似たようなことは他にもあって、応募する前に一度施設に下見に行ったら、採用担当の男性に親切に施設の案内と説明をして頂き、後日そこに応募の電話をすると、その人の上司という方が電話に出て「あなたが、〇〇さんですか?〇〇から話は聞いています。すごくいい方だというので期待しています」と言う。それで数日後に面接に行くと、その人達も含めて5名の面接員で色々と質問されたが、いい感じだったので自分では採用は決まったと思っていた。しかし、これも後日、不採用の郵便が来た。
というように、どんなに面接で好印象を持たれたと思ったり、言葉でいいことを言われても、実際に採用になるまではどうなるか分からないというのが、今までずっとやって来て分かったことだ。採用になれば、だいたいは電話で「採用が決まりました」と言って来るが、郵便が届くとほとんどは送った履歴書と一緒に「残念ながら…」という文面の手紙が入っているので、手紙が届くと「あー、残念ながらか~!」とガッカリする。

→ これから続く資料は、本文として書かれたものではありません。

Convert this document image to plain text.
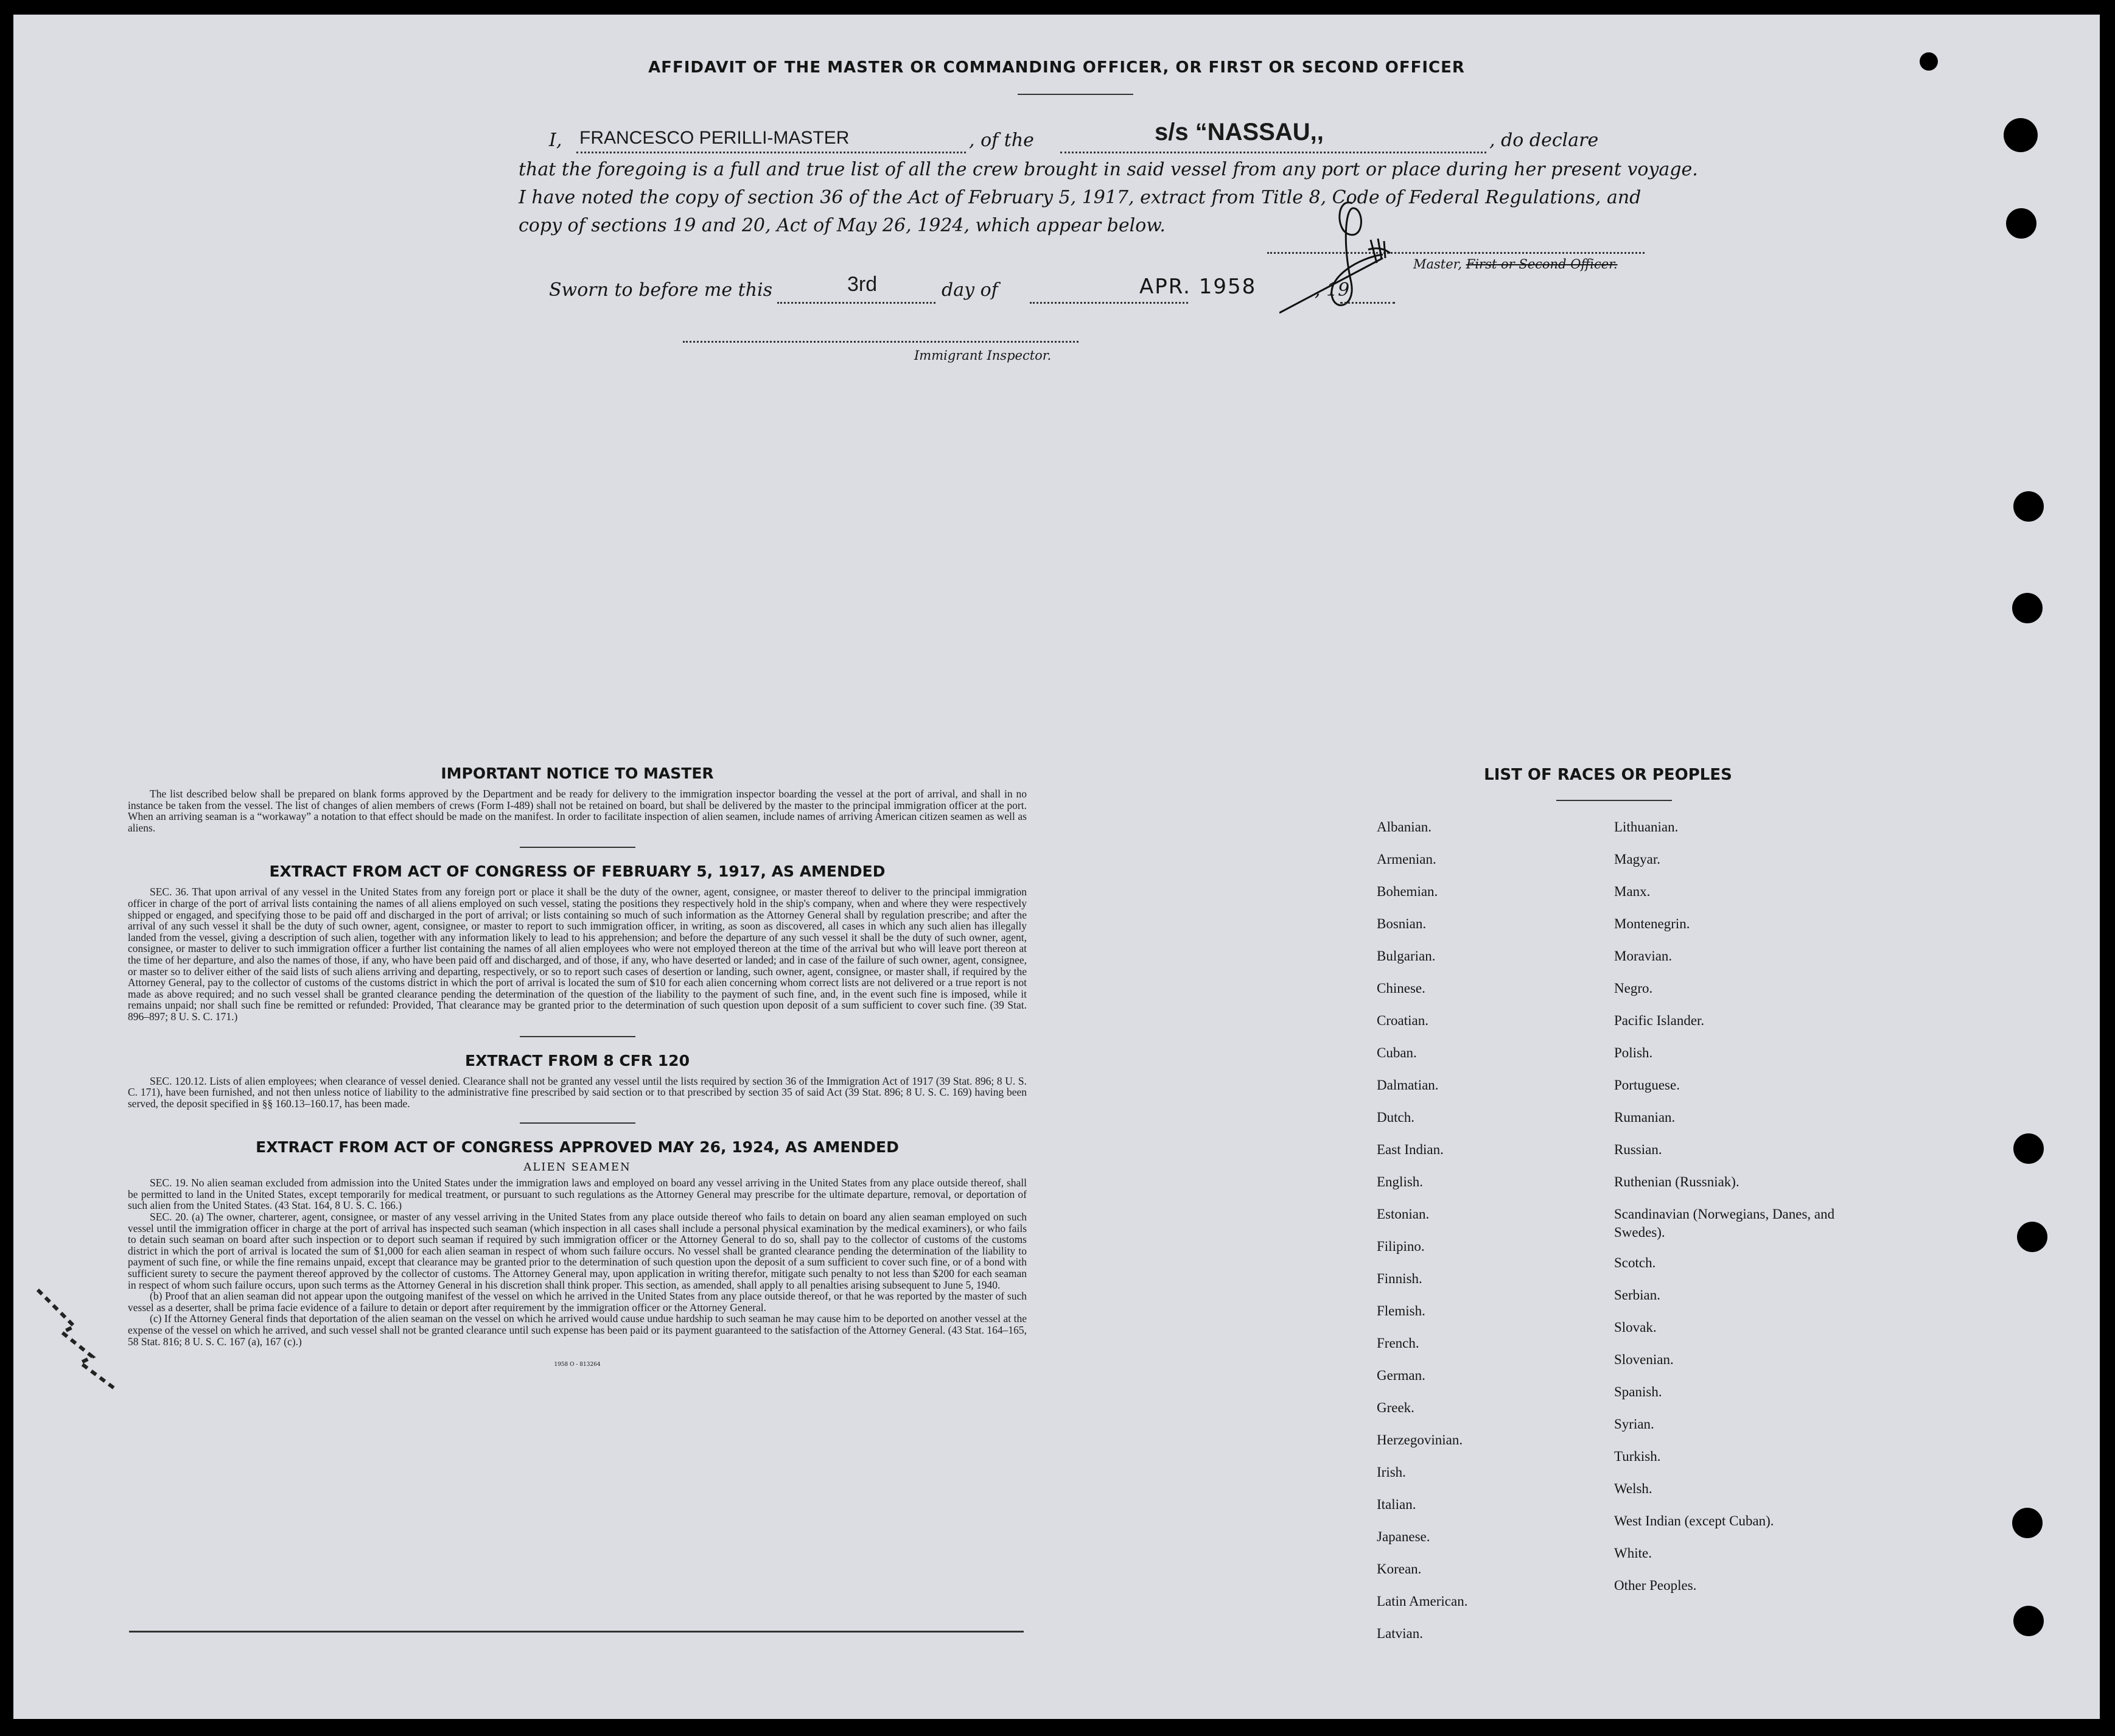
AFFIDAVIT OF THE MASTER OR COMMANDING OFFICER, OR FIRST OR SECOND OFFICER
I, FRANCESCO PERILLI-MASTER	, of the	s/s “NASSAU,,	, do declare
that the foregoing is a full and true list of all the crew brought in said vessel from any port or place during her present voyage.
I have noted the copy of section 36 of the Act of February 5, 1917, extract from Title 8, Code of Federal Regulations, and
copy of sections 19 and 20, Act of May 26, 1924, which appear below.
Master, First or Second Officer.
Sworn to before me this	3rd	day of	APR. 1958	, 19
Immigrant Inspector.
IMPORTANT NOTICE TO MASTER

The list described below shall be prepared on blank forms approved by the Department and be ready for delivery to the immigration inspector boarding the vessel at the port of arrival, and shall in no instance be taken from the vessel. The list of changes of alien members of crews (Form I-489) shall not be retained on board, but shall be delivered by the master to the principal immigration officer at the port. When an arriving seaman is a “workaway” a notation to that effect should be made on the manifest. In order to facilitate inspection of alien seamen, include names of arriving American citizen seamen as well as aliens.

EXTRACT FROM ACT OF CONGRESS OF FEBRUARY 5, 1917, AS AMENDED

SEC. 36. That upon arrival of any vessel in the United States from any foreign port or place it shall be the duty of the owner, agent, consignee, or master thereof to deliver to the principal immigration officer in charge of the port of arrival lists containing the names of all aliens employed on such vessel, stating the positions they respectively hold in the ship's company, when and where they were respectively shipped or engaged, and specifying those to be paid off and discharged in the port of arrival; or lists containing so much of such information as the Attorney General shall by regulation prescribe; and after the arrival of any such vessel it shall be the duty of such owner, agent, consignee, or master to report to such immigration officer, in writing, as soon as discovered, all cases in which any such alien has illegally landed from the vessel, giving a description of such alien, together with any information likely to lead to his apprehension; and before the departure of any such vessel it shall be the duty of such owner, agent, consignee, or master to deliver to such immigration officer a further list containing the names of all alien employees who were not employed thereon at the time of the arrival but who will leave port thereon at the time of her departure, and also the names of those, if any, who have been paid off and discharged, and of those, if any, who have deserted or landed; and in case of the failure of such owner, agent, consignee, or master so to deliver either of the said lists of such aliens arriving and departing, respectively, or so to report such cases of desertion or landing, such owner, agent, consignee, or master shall, if required by the Attorney General, pay to the collector of customs of the customs district in which the port of arrival is located the sum of $10 for each alien concerning whom correct lists are not delivered or a true report is not made as above required; and no such vessel shall be granted clearance pending the determination of the question of the liability to the payment of such fine, and, in the event such fine is imposed, while it remains unpaid; nor shall such fine be remitted or refunded: Provided, That clearance may be granted prior to the determination of such question upon deposit of a sum sufficient to cover such fine. (39 Stat. 896–897; 8 U. S. C. 171.)

EXTRACT FROM 8 CFR 120

SEC. 120.12. Lists of alien employees; when clearance of vessel denied. Clearance shall not be granted any vessel until the lists required by section 36 of the Immigration Act of 1917 (39 Stat. 896; 8 U. S. C. 171), have been furnished, and not then unless notice of liability to the administrative fine prescribed by said section or to that prescribed by section 35 of said Act (39 Stat. 896; 8 U. S. C. 169) having been served, the deposit specified in §§ 160.13–160.17, has been made.

EXTRACT FROM ACT OF CONGRESS APPROVED MAY 26, 1924, AS AMENDED
ALIEN SEAMEN

SEC. 19. No alien seaman excluded from admission into the United States under the immigration laws and employed on board any vessel arriving in the United States from any place outside thereof, shall be permitted to land in the United States, except temporarily for medical treatment, or pursuant to such regulations as the Attorney General may prescribe for the ultimate departure, removal, or deportation of such alien from the United States. (43 Stat. 164, 8 U. S. C. 166.)

SEC. 20. (a) The owner, charterer, agent, consignee, or master of any vessel arriving in the United States from any place outside thereof who fails to detain on board any alien seaman employed on such vessel until the immigration officer in charge at the port of arrival has inspected such seaman (which inspection in all cases shall include a personal physical examination by the medical examiners), or who fails to detain such seaman on board after such inspection or to deport such seaman if required by such immigration officer or the Attorney General to do so, shall pay to the collector of customs of the customs district in which the port of arrival is located the sum of $1,000 for each alien seaman in respect of whom such failure occurs. No vessel shall be granted clearance pending the determination of the liability to payment of such fine, or while the fine remains unpaid, except that clearance may be granted prior to the determination of such question upon the deposit of a sum sufficient to cover such fine, or of a bond with sufficient surety to secure the payment thereof approved by the collector of customs. The Attorney General may, upon application in writing therefor, mitigate such penalty to not less than $200 for each seaman in respect of whom such failure occurs, upon such terms as the Attorney General in his discretion shall think proper. This section, as amended, shall apply to all penalties arising subsequent to June 5, 1940.

(b) Proof that an alien seaman did not appear upon the outgoing manifest of the vessel on which he arrived in the United States from any place outside thereof, or that he was reported by the master of such vessel as a deserter, shall be prima facie evidence of a failure to detain or deport after requirement by the immigration officer or the Attorney General.

(c) If the Attorney General finds that deportation of the alien seaman on the vessel on which he arrived would cause undue hardship to such seaman he may cause him to be deported on another vessel at the expense of the vessel on which he arrived, and such vessel shall not be granted clearance until such expense has been paid or its payment guaranteed to the satisfaction of the Attorney General. (43 Stat. 164–165, 58 Stat. 816; 8 U. S. C. 167 (a), 167 (c).)

1958 O - 813264
LIST OF RACES OR PEOPLES
Albanian.
Armenian.
Bohemian.
Bosnian.
Bulgarian.
Chinese.
Croatian.
Cuban.
Dalmatian.
Dutch.
East Indian.
English.
Estonian.
Filipino.
Finnish.
Flemish.
French.
German.
Greek.
Herzegovinian.
Irish.
Italian.
Japanese.
Korean.
Latin American.
Latvian.
Lithuanian.
Magyar.
Manx.
Montenegrin.
Moravian.
Negro.
Pacific Islander.
Polish.
Portuguese.
Rumanian.
Russian.
Ruthenian (Russniak).
Scandinavian (Norwegians, Danes, and Swedes).
Scotch.
Serbian.
Slovak.
Slovenian.
Spanish.
Syrian.
Turkish.
Welsh.
West Indian (except Cuban).
White.
Other Peoples.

採用されない時は、何度面接を受けてもダメで「俺はもう面接をいくら受けても、採用されないのではないか?」と、段々と落ち込んで来る。しかし、採用が決まる時は実にあっけなく「あれ?」という感じで、簡単に決まる。後で面接員に聴いたら、印象が良かったと言われたこともあり、面接員との相性もあるのかなと思った。
とにかく、何でもいいので採用されると嬉しいし、不採用になるとガッカリして落ち込む。これは何度体験しても、慣れることはあまりない。ただ、ショックから立ち直るのは、少しずつ早くなる。